Slowly, so as not to startle the dog, she slid both hands down his body. Right now, the most she could do was triage, keep him alive until she could get him to Dr. Happs. The jerk would only put the dog to sleep if no one would pay for its care, which meant that Cara would have to choose between paying the vet bills and paying her mortgage.
Her fingers dipped into a puncture wound, and the pup screamed in pain, his body trembling. “I’m sorry, boy.” God, it was a bullet hole. Someone must have shot the dog before
he was struck by Ross’s truck.
Whimpering, the pup writhed in misery, and Cara felt his pain all the way to her marrow. Literally. It was part of what made her different from everyone she knew, this talent that had been both a blessing and a curse.
She’d sworn to never use her ability again, but seeing the dog suffer was too much. She had to do it, no matter how hard her mind was screaming against it.
“Okay,” she murmured, “I’m going to try something. Just hold on.”

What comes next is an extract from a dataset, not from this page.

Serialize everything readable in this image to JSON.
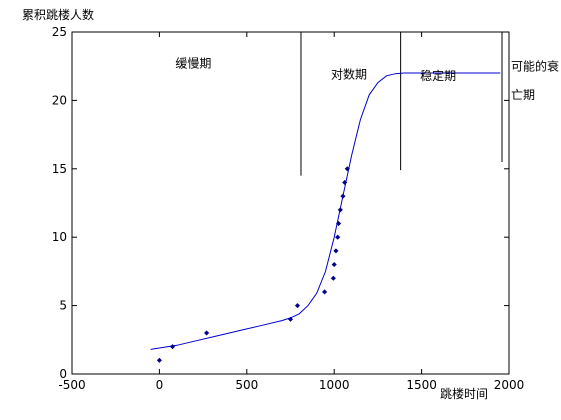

Closing her eyes, she placed both hands over his body, her palms hovering an inch from his fur. She forced herself to relax, to concentrate until her emotions and energy centered in her head and chest. She’d never been formally trained in the arts of spiritual or energy healing, but this had always worked for her.
Until it had killed.
She shook her head, clearing her thoughts. Gradually, a tingle condensed and expanded inside her, until it pulsed with its own heartbeat. She visualized the energy as a purple glow that streamed from her chest and into her hands. The pup calmed, his breaths slowing, his whimpers tapering off. She couldn’t fix broken bones or ruptured organs, but she could slow the bleeding and manage pain, and this poor guy needed everything she had.
The energy built, vibrating through her entire body as though it was eager to be let loose.
Just as it had done that night.
The memory tore through her brain like a shotgun blast, hurling her back in time to the night when her gift had warped into something sinister and surged not into a dog, but a man. His terror-filled eyes had bulged as blood spurted from his nose and ears. His screams had been silent, but those of his buddies had not.
Stop thinking! Her power cut off, snuffed by her fear. The room spun and her legs wobbled, all carnival funhouse. Without the fun. A whine yanked her out of the trance, and she stumbled to the antique chest where she kept all the traditional medical supplies that had belonged to her father.
“Sorry, boy,” she rasped. “We’re going to have to do this the old-fashioned way.” She hadn’t gone to vet school, but she’d worked with her father for years, and she knew damned good and well that this dog was going to die if she didn’t act.